Cid Gomes e Camilo Santana
Cid Gomes e Camilo Santana - Foto: Reprodução/ Facebook
Deixar o governo em abril do ano que vem ou ficar até o fim do mandato e entregá-lo ao seu sucessor? Eis a questão a ser resolvida pelo governador Camilo Santana (PT) num prazo máximo de dez meses.

Se for candidato, é evidente que o petista não enfrentará dificuldades para chegar ao Senado. É o que prenuncia pesquisa recente divulgada pelo instituto Paraná Pesquisas. Nela, Camilo já abre uma diferença de mais de 30 pontos para o senador Tasso Jereissati – que ainda avalia se tentará a reeleição ou se disputará o Planalto.

Caso decida permanecer no Abolição até dezembro de 2022, Camilo não ficará de fora da cena política. Para isso, ele deve apostar as fichas nos seus dois aliados que disputarão a Presidência da República. Com Lula ou Ciro no Planalto, Camilo automaticamente garante uma vaga na Esplanada dos Ministérios.

É o mesmo caminho traçado pelo ex-governador Cid Gomes (PDT), em 2014, quando deu a Mauro Benevides Filho a missão de concorrer ao Senado. Com 46% de aprovação, Cid pavimentou a chegada de Camilo ao Abolição. No ano seguinte, assumiu o Ministério da Educação a convite da então presidente reeleita Dilma Rousseff (PT).
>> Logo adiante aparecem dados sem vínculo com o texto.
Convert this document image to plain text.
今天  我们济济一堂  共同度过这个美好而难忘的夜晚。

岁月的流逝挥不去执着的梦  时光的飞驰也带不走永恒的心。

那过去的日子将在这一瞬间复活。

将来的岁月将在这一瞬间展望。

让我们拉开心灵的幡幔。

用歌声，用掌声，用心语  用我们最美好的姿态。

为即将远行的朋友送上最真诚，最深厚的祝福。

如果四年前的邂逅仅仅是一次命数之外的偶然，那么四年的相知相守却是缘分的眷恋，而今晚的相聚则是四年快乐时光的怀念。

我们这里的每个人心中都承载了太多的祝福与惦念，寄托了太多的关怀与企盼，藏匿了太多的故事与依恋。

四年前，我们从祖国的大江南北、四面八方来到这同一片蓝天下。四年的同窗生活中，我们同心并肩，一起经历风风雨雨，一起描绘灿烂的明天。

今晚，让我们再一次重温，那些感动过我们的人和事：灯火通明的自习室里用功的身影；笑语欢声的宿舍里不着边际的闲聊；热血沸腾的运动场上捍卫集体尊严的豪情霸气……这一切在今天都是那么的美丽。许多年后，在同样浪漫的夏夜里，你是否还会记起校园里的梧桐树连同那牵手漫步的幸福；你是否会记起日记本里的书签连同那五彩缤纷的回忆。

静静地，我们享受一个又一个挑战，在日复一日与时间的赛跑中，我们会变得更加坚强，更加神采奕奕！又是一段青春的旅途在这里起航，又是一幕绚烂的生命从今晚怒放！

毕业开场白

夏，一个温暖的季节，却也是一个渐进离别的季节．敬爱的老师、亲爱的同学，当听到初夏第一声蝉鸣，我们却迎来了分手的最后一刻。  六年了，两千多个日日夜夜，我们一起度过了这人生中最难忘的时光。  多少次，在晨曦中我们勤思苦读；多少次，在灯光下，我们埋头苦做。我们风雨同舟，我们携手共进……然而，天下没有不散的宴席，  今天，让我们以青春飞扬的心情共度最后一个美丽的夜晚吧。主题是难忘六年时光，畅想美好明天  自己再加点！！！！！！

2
Para reeditar o mesmo script, Camilo depende de inúmeras variáveis, a maioria delas condicionadas a acordos sobre o processo eleitoral que se aproxima. No checklist: abrir mão de concorrer ao Senado, devolver – talvez a Cid – o Governo recebido em 2015, e arregaçar as mangas para eleger Lula ou Ciro.